With her buzzed hair and luminous brown eyes, the 19-year-old Parkland shooting survivor, a rising sophomore at New College of Florida, has become the unforgettable face of the gun-control movement. Just three days after the Feb. 14, 2018  shooting, Emma González delivered an impassioned speech at a Broward County rally, with a refrain the crowd picked up and chanted back: “We call B.S.!” [on lawmakers in thrall of the NRA]. She helped create the March for Our Lives demonstrations in March 2018, which drew more than a million people across the country and was one of the largest American protests ever. She continues to work with the organization, which is holding rallies and registering new young voters across the country.

Why We Love Her

Because she is more at ease in her own skin than most people decades older will ever be. Two weeks after the shooting, she wrote an essay for Harper's Bazaar that began: “My name is Emma González. I’m 18 years old, Cuban and bisexual.” She likes to quote Eleanor Roosevelt: “No one can make you feel inferior without your consent.”

Because although she’s admitted that she’s “deathly afraid” of people who threaten “the only way they want to talk is if we’re standing on the other end of their AR-15s,” she continues to stand up and speak out. “Adults like us when we have strong test scores, but they hate us when we have strong opinions,” she has said.

Because her voice is so powerful that 10 days after she started a Twitter account (Emma4Change), she had 1 million followers. Now close to 1.7 million—more than twice as many as follow the NRA—engage with her tweets, which mix information about gun violence with shout-outs to her favorite rock bands.

Because despite her instant and enormous fame, she has no interest in being a celebrity, declining most interviews, keeping her personal life private and quietly going about her studies at New College.

Because when her parents objected after she proposed shaving her head—an idea she says was prompted by the Florida heat—she created a PowerPoint presentation that cracked them up and won them over.

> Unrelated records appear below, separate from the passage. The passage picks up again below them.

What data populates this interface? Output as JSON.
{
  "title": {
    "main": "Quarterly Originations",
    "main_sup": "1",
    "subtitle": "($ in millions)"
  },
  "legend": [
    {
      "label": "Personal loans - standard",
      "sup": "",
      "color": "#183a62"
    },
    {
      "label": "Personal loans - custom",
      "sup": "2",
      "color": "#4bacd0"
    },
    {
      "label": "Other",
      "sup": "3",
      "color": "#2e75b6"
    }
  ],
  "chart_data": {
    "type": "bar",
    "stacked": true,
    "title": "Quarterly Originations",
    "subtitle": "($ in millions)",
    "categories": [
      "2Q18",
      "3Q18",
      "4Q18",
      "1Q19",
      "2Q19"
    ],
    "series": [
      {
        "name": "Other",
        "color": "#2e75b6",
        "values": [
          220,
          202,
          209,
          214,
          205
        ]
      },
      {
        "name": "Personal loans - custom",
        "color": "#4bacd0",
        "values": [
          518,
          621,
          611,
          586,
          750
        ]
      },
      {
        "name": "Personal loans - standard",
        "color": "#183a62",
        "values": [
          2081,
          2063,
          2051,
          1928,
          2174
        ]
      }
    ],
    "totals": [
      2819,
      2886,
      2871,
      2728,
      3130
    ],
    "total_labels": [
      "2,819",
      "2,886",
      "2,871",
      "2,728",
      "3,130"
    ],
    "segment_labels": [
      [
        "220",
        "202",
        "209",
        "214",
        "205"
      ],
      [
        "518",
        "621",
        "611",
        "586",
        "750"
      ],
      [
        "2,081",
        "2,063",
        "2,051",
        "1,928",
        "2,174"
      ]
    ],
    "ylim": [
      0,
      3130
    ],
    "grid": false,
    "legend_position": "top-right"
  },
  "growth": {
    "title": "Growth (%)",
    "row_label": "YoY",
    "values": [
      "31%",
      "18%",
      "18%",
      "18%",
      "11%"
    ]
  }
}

Because although she has bouts of terrible sadness and loss, she refuses to give up—on her own life, or on America itself. Everywhere she goes, she says, she sees people deciding to engage with politics and work for change, realizing “we are the checks and balances” on a government that refuses to act.

Because more than anything, her activism is driven by love. As she wrote in The New York Times, “Everything we’ve done and everything we will do, is for them [the slain students.] It’s for ourselves. It’s for every person who has gone through anything similar to this, for every person who hasn’t yet, for every person who never will.”